08 October 2024

Problems With The Authors' Perspectives On Context

 Doran, Martin & Herrington (2024: 178):

In this paper, we draw attention to two key developments since that time that arise from viewing the register variables of field, tenor, and mode from multiple perspectives. These are the perspectives from 

(i) realisation, where the register variables field, tenor, and mode are reconstrued as resources for making meaning; and 

(ii) instantiation, involving a reconsideration of register from a multifunctional perspective on knowledge building (mass), social relations (association), and context dependency (presence).


Reviewer Comments:

[1] To be clear, from the perspective of realisation, field, tenor and mode are at the level of context, whereas resources for making meaning are at the level of language. In reconstruing context as language, the authors confuse distinct levels of symbolic abstraction. This alone is sufficient to invalidate their model.

[2] To be clear, from the perspective of instantiation, context is the cline from culture (potential) to situation (instance), and field, tenor and mode are the metafunctional perspectives on context. On the other hand, register, from the perspective of instantiation, is a point of variation in language, between system (potential) and text (instance).

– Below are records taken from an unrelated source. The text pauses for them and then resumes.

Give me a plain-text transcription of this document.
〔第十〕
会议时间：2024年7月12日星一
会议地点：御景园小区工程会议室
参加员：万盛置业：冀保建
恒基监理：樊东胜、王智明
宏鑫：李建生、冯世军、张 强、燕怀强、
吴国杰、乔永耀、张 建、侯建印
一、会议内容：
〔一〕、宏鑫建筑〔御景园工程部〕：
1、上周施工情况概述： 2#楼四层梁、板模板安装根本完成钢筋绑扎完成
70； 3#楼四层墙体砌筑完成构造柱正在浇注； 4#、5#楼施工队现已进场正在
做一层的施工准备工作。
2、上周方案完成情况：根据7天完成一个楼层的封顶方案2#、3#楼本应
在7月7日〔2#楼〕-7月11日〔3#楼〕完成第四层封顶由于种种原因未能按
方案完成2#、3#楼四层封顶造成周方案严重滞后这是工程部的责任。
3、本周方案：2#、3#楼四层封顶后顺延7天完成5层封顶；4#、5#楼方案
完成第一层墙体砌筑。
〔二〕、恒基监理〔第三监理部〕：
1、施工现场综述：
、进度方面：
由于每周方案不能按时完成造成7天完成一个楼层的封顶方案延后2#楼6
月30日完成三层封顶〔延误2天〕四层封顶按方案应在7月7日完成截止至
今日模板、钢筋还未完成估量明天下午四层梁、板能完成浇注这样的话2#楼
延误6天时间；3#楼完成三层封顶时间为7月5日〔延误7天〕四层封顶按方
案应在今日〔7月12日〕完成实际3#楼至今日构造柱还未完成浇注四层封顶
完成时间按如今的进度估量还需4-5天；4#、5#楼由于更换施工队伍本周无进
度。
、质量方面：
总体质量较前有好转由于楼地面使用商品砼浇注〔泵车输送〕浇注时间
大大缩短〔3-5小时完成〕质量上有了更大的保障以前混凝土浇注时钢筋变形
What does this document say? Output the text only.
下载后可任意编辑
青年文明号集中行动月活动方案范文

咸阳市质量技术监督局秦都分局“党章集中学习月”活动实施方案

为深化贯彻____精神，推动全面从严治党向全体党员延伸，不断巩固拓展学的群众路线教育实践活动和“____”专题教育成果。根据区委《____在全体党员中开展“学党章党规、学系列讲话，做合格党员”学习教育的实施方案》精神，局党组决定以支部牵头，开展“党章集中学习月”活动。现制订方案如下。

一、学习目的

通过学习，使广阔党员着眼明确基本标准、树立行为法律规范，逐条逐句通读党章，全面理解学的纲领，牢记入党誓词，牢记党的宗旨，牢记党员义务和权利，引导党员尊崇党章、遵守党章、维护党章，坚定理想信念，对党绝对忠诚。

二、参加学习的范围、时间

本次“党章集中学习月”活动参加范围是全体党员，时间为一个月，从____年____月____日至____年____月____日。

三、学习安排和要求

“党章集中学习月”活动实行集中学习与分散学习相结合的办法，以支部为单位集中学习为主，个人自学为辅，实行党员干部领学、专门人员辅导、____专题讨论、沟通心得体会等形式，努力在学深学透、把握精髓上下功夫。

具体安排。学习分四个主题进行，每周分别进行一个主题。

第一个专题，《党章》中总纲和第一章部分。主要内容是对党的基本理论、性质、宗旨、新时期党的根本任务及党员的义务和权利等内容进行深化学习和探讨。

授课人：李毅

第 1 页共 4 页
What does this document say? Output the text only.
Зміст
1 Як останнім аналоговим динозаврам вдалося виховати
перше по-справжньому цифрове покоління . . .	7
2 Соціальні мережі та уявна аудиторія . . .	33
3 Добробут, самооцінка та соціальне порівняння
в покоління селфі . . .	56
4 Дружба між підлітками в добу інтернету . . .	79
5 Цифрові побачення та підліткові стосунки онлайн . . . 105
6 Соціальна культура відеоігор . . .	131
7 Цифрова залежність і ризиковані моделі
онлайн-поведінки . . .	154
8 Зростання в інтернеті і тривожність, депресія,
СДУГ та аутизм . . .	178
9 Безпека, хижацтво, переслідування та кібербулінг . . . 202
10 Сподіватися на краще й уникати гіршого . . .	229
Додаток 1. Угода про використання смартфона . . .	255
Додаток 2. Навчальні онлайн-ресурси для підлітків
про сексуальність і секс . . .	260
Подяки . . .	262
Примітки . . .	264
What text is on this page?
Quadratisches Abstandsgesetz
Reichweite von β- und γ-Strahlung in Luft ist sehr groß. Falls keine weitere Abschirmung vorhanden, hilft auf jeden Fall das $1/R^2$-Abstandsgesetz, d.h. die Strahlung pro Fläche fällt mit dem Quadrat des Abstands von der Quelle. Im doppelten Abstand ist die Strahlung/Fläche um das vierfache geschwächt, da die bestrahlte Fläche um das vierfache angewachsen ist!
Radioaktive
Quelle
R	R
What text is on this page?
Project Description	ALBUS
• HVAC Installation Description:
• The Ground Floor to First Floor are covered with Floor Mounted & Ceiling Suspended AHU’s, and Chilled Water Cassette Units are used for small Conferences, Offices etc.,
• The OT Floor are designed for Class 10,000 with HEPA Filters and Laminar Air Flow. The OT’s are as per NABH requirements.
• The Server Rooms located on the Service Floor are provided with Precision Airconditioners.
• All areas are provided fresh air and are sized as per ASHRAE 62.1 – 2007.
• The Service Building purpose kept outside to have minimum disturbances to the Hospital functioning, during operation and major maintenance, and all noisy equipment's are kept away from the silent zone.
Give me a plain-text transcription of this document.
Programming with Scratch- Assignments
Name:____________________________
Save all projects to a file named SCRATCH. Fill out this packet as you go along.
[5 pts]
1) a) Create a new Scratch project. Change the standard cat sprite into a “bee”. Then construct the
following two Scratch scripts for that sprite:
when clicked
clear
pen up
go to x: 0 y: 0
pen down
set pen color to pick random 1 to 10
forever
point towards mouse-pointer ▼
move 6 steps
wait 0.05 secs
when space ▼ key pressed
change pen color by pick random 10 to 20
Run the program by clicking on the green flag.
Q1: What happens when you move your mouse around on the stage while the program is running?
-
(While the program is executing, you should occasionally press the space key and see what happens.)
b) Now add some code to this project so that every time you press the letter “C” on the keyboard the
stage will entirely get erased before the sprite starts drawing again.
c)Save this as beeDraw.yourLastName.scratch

[3] To be clear, in taking a 'language-based approach to cognition', SFL models 'knowledge' as meaning. Halliday & Matthiessen (1999: ix-x):

It seems to us that our dialogue is relevant to current debates in cognitive science. In one sense, we are offering it as an alternative to mainstream currents in this area, since we are saying that cognition "is" (that is, can most profitably be modelled as) not thinking but meaning: the "mental" map is in fact a semiotic map, and "cognition" is just a way of talking about language. In modelling knowledge as meaning, we are treating it as a linguistic construct: hence, as something that is construed in the lexicogrammar. Instead of explaining language by reference to cognitive processes, we explain cognition by reference to linguistic processes.